UCD Smurfit School Professor fights elder financial exploitation with artificial intelligence
Financial exploitation robs older people in the US of anywhere from $2.9 billion to more than $36 billion each year. In Ireland, elder financial exploitation complaints made to the Health Service Executive have risen by 18 % in the past two years. However, as the majority of cases go unreported, the exact scale of the issue is difficult to measure.
New federal regulations have been introduced in the US to encourage financial institutions to report suspected fraud and financial abuse against older customers. The Bank of Ireland recently launched a new unit to support vulnerable account holders. Nonetheless, financial institutions still walk a tightrope between protecting customers and respecting their rights to privacy.
“If banks fail to tackle elder financial exploitation, they can face prosecution and financial penalties. However, if they act on suspicions, which later prove to be false, they can upset customers and risk reputational damage. They may even face legal action,” says Cal Muckley, Professor of Operational Risk in Banking and Finance at UCD Michael Smurfit Graduate Business School.
Many banks now use artificial intelligence (AI) to detect financial crimes such as money laundering and credit card fraud. These machine learning algorithms look for patterns in past data to predict future outcomes and can often spot suspicious activity human fraud analysts cannot. However, the same technology is not used to detect elder financial
“Banks still rely on systems which are crude and inefficient by comparison,” Muckley argues.
Professor Muckley and UCD Smurfit School colleagues Gaurav Kumar, Linh Pham and Darragh Ryan, programmed an algorithm to recognise key indicators of elder financial exploitation and put it to the test against a major US bank’s existing fraud detection system. In a sample of more than 250 million transactions involving customers aged 70 and over, the bank’s system flagged 19,000 instances of suspicious activity.
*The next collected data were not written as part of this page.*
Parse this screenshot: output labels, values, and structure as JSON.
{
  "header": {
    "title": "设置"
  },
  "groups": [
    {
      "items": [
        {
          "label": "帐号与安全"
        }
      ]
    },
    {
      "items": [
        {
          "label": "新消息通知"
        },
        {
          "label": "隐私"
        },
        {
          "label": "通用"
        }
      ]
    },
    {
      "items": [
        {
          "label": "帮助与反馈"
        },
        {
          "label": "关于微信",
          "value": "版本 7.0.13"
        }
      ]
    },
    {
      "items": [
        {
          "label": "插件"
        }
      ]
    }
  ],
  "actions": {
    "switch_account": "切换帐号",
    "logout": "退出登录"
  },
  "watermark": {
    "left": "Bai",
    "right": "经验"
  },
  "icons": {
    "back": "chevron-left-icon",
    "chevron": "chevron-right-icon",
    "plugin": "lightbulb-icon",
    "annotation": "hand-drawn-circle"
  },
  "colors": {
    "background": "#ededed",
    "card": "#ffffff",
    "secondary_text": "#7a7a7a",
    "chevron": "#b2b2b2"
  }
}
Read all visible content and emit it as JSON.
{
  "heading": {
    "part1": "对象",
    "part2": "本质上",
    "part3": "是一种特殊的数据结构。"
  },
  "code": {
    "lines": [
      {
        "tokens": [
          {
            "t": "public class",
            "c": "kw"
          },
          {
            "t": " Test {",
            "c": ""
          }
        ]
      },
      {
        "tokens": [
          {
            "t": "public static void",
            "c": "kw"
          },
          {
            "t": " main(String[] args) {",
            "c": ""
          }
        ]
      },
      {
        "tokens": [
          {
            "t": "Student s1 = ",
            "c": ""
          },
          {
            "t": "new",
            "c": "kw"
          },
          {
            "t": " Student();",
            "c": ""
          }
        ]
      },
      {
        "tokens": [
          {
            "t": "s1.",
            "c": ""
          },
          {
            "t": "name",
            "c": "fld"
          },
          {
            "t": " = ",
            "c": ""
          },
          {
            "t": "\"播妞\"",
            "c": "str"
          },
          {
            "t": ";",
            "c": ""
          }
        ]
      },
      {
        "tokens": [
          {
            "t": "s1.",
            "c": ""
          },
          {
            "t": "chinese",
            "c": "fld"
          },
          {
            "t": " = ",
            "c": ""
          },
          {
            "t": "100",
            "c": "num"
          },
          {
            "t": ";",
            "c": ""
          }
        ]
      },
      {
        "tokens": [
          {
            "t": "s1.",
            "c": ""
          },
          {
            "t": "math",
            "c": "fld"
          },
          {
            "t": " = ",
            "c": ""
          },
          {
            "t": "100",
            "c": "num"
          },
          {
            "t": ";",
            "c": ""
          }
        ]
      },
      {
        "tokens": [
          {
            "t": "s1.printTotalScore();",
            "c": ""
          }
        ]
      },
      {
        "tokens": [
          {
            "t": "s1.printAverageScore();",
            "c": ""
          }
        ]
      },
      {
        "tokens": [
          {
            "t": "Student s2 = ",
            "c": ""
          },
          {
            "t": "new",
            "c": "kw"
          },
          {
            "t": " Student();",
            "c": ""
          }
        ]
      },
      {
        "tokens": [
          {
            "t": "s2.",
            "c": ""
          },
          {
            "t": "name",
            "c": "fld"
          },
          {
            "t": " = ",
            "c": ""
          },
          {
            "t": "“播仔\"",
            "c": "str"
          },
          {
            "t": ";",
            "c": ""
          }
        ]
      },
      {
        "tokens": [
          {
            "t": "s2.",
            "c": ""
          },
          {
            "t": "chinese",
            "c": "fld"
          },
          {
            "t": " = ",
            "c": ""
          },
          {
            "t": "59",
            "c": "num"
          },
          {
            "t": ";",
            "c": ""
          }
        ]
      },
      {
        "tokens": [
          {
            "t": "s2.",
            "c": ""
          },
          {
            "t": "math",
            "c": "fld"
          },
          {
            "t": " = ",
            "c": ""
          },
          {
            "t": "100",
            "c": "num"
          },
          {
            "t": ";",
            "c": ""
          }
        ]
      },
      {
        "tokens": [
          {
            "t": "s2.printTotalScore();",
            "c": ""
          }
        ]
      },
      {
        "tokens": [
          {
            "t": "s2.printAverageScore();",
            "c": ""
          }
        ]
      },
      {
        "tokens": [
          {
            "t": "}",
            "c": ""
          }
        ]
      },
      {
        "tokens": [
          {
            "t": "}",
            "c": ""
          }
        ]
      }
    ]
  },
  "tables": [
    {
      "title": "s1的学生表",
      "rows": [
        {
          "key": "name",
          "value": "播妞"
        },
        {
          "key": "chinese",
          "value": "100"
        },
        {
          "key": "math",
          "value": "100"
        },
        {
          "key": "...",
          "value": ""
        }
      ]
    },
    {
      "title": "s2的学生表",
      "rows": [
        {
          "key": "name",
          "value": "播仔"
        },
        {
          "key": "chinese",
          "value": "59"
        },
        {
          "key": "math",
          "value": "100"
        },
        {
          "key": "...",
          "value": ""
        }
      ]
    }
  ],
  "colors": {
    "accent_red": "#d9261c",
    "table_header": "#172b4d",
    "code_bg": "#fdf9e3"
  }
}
Of these, just 74 were determined to be potentially fraudulent by human analysis. By comparison, the AI instantly recognised 57% of the original red flags were not suspicious. It also identified 66 of the same suspected cases as the bank’s system and detected three others it missed.
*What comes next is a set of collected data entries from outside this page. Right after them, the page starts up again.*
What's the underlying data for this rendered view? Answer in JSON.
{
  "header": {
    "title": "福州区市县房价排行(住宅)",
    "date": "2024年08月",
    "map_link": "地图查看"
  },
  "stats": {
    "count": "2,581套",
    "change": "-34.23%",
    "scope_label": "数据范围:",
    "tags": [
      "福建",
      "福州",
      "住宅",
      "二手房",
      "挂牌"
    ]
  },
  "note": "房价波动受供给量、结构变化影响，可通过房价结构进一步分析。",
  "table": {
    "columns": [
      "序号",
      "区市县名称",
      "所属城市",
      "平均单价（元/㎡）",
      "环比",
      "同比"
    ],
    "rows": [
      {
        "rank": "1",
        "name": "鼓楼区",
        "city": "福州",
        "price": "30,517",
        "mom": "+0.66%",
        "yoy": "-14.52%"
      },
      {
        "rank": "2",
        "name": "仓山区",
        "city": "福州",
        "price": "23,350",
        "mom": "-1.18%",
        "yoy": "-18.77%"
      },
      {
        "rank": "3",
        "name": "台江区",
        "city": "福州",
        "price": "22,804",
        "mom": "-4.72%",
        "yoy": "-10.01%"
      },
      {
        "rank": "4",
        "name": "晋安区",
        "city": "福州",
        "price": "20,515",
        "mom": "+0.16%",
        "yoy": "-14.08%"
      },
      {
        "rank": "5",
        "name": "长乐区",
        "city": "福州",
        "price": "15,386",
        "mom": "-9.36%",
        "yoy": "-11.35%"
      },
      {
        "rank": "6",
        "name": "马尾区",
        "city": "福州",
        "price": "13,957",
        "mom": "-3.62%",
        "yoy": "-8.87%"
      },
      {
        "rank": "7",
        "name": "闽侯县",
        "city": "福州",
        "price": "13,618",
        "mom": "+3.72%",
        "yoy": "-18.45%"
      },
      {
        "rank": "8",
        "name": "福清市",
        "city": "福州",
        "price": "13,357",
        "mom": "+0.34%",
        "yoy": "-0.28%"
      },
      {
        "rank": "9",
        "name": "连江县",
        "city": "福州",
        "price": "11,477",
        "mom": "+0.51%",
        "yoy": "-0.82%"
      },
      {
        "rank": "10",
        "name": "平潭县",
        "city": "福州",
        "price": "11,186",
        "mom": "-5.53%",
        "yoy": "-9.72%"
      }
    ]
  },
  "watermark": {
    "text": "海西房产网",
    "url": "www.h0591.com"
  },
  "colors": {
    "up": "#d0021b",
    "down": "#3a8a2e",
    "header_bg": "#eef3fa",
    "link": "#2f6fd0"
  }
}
“This technology is well-established and no more complicated than that used in search engines or predictive text. However, it has the potential to improve the detection of elder financial exploitation significantly,” says Muckley.
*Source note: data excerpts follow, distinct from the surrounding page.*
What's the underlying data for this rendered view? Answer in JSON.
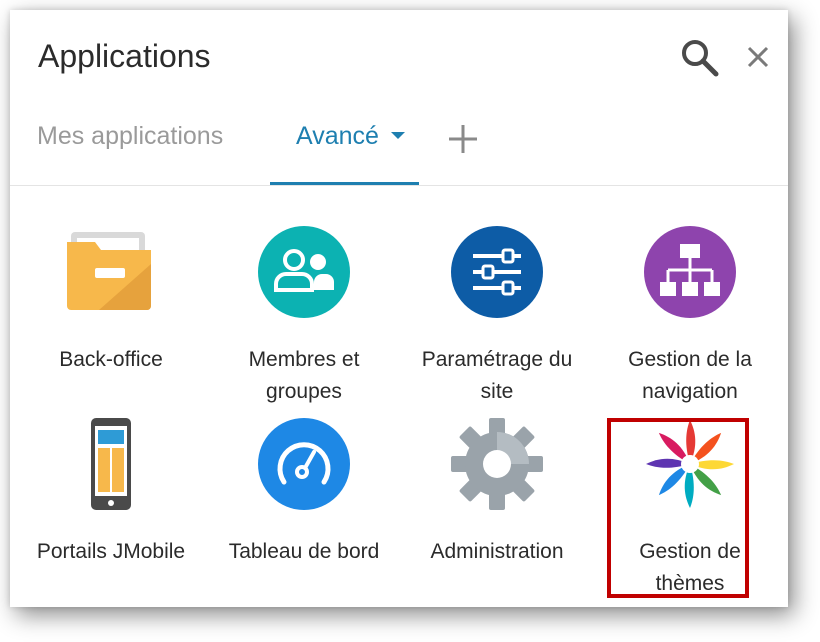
{
  "header": {
    "title": "Applications",
    "search_icon": "search-icon",
    "close_icon": "close-icon"
  },
  "tabs": [
    {
      "label": "Mes applications",
      "active": false
    },
    {
      "label": "Avancé",
      "active": true,
      "has_dropdown": true
    }
  ],
  "add_tab_icon": "plus-icon",
  "apps": [
    {
      "label_line1": "Back-office",
      "label_line2": "",
      "icon": "folder-icon"
    },
    {
      "label_line1": "Membres et",
      "label_line2": "groupes",
      "icon": "users-icon"
    },
    {
      "label_line1": "Paramétrage du",
      "label_line2": "site",
      "icon": "sliders-icon"
    },
    {
      "label_line1": "Gestion de la",
      "label_line2": "navigation",
      "icon": "sitemap-icon"
    },
    {
      "label_line1": "Portails JMobile",
      "label_line2": "",
      "icon": "smartphone-icon"
    },
    {
      "label_line1": "Tableau de bord",
      "label_line2": "",
      "icon": "dashboard-icon"
    },
    {
      "label_line1": "Administration",
      "label_line2": "",
      "icon": "gear-icon"
    },
    {
      "label_line1": "Gestion de",
      "label_line2": "thèmes",
      "icon": "pinwheel-icon",
      "highlighted": true
    }
  ],
  "colors": {
    "accent": "#1e7fb0",
    "highlight_border": "#c00000",
    "inactive_tab": "#9a9a9a"
  }
}
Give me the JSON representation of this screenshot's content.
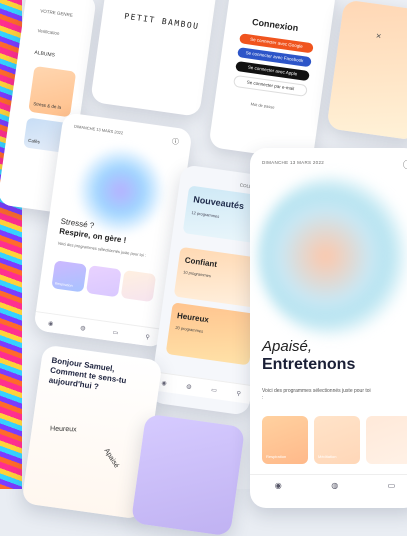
{
  "menu_card": {
    "labels": [
      "VOTRE GENRE",
      "Verification",
      "ALBUMS"
    ],
    "chip_1": "Stress & de la",
    "chip_2": "Cafés"
  },
  "brand_card": {
    "logo": "PETIT BAMBOU"
  },
  "login_card": {
    "title": "Connexion",
    "buttons": [
      {
        "label": "Se connecter avec Google",
        "color": "#f0541e"
      },
      {
        "label": "Se connecter avec Facebook",
        "color": "#2d55c8"
      },
      {
        "label": "Se connecter avec Apple",
        "color": "#111111"
      },
      {
        "label": "Se connecter par e-mail",
        "color": "#ffffff"
      }
    ],
    "footer": "Mot de passe"
  },
  "stress_card": {
    "date": "DIMANCHE 13 MARS 2022",
    "line1": "Stressé ?",
    "line2": "Respire, on gère !",
    "subtitle": "Voici des programmes sélectionnés juste pour toi :",
    "tiles": [
      "Respiration",
      "",
      ""
    ],
    "nav": [
      "Accueil",
      "Explorer",
      "Mes",
      "Profil"
    ]
  },
  "mood_list_card": {
    "header": "COLLECTIONS",
    "items": [
      {
        "title": "Nouveautés",
        "sub": "12 programmes"
      },
      {
        "title": "Confiant",
        "sub": "10 programmes"
      },
      {
        "title": "Heureux",
        "sub": "20 programmes"
      }
    ],
    "nav": [
      "Accueil",
      "Explorer",
      "Mes",
      "Profil"
    ]
  },
  "greeting_card": {
    "text": "Bonjour Samuel, Comment te sens-tu aujourd'hui ?",
    "mood_1": "Heureux",
    "mood_2": "Apaisé"
  },
  "hero_card": {
    "date": "DIMANCHE 13 MARS 2022",
    "line1": "Apaisé,",
    "line2": "Entretenons",
    "subtitle": "Voici des programmes sélectionnés juste pour toi :",
    "tiles": [
      "Respiration",
      "Méditation",
      ""
    ]
  },
  "peach_card": {}
}
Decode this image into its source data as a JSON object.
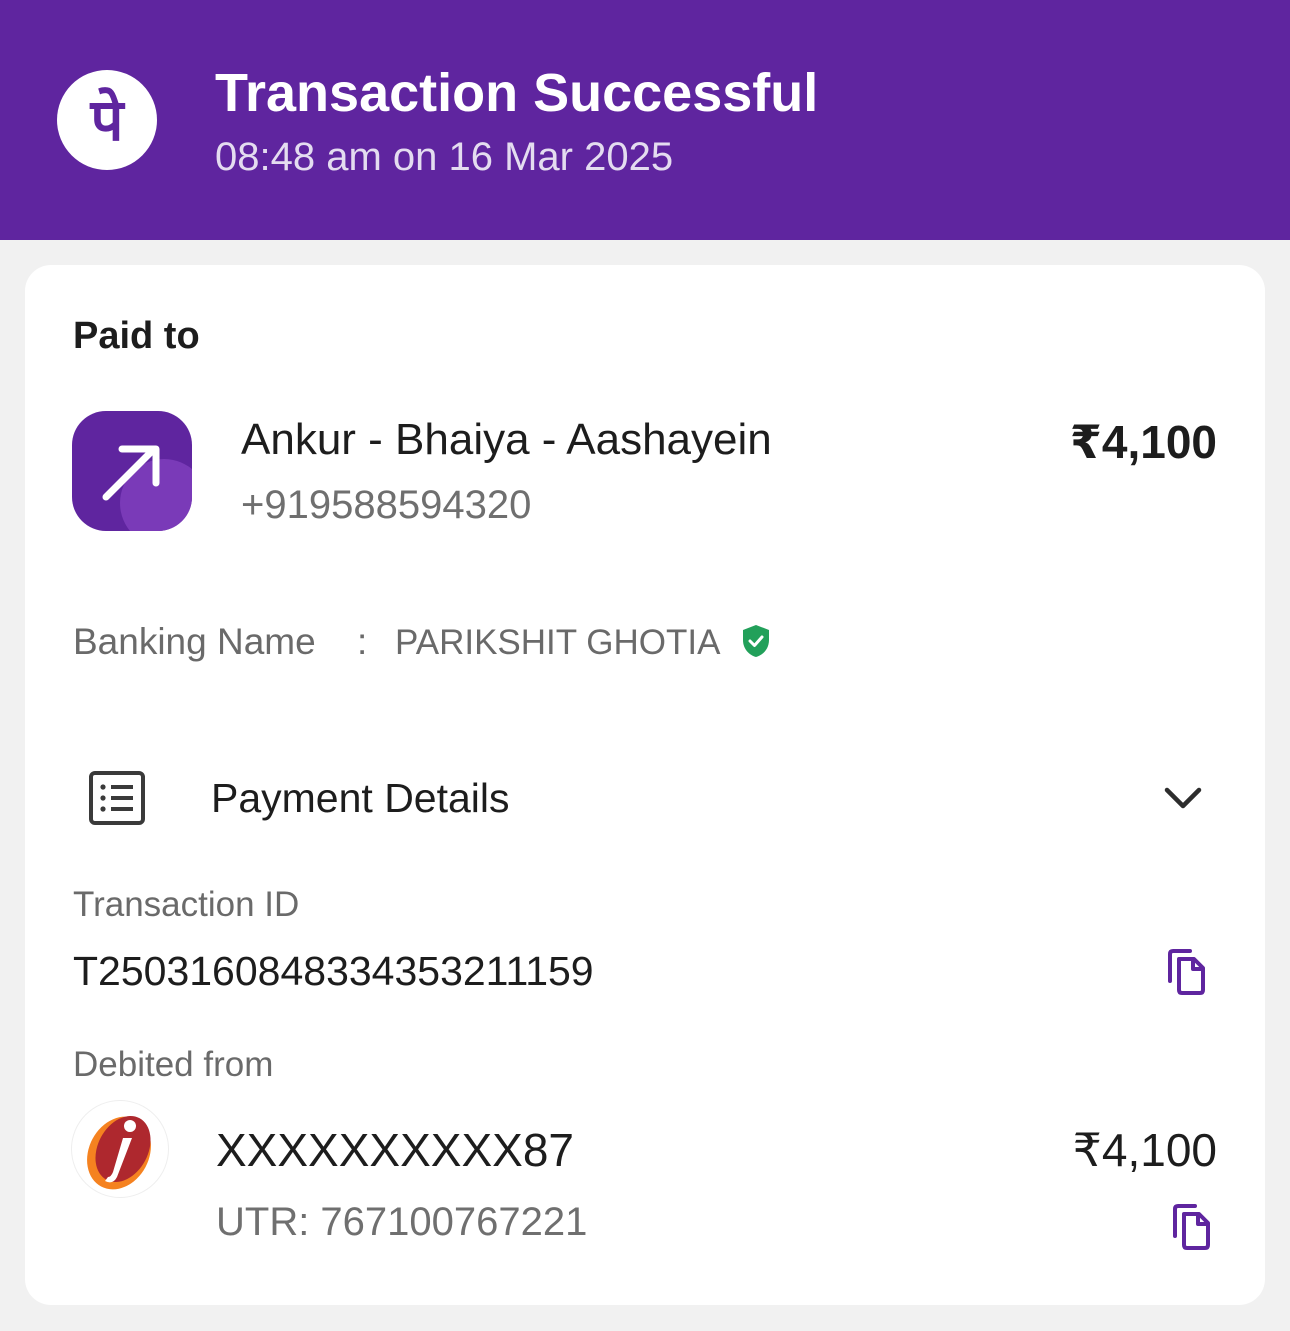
{
  "header": {
    "logo_glyph": "पे",
    "title": "Transaction Successful",
    "timestamp": "08:48 am on 16 Mar 2025",
    "background_color": "#5f259f"
  },
  "paid_to": {
    "label": "Paid to",
    "icon": "arrow-up-right-icon",
    "name": "Ankur - Bhaiya - Aashayein",
    "phone": "+919588594320",
    "amount": "₹4,100"
  },
  "banking_name": {
    "label": "Banking Name",
    "separator": ":",
    "value": "PARIKSHIT GHOTIA",
    "verified_icon": "verified-shield-icon",
    "verified_color": "#22a05a"
  },
  "payment_details": {
    "icon": "receipt-list-icon",
    "title": "Payment Details",
    "toggle_icon": "chevron-down-icon",
    "transaction_id_label": "Transaction ID",
    "transaction_id": "T2503160848334353211159",
    "debited_from_label": "Debited from",
    "bank_logo": "icici-bank-logo",
    "account_number": "XXXXXXXXXX87",
    "debited_amount": "₹4,100",
    "utr": "UTR: 767100767221",
    "copy_icon": "copy-icon"
  }
}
The bank is already using the researcher’s AI alongside its existing systems, to provide an additional level of scrutiny. If adopted as a primary fraud detection system, Muckley believes it could give human analysts more time to investigate and report suspicious activity. However, he says data holds the key to realising the technology’s full potential to fight elder financial exploitation.
“Sharing information about suspicious customer account activity between financial institutions is an obvious first step. Access to medical records could also help to identify older customers who are more vulnerable to fraud due to cognitive decline and poor health,” he explains. “However, this would have to be strictly regulated to ensure individuals’ data privacy is respected.”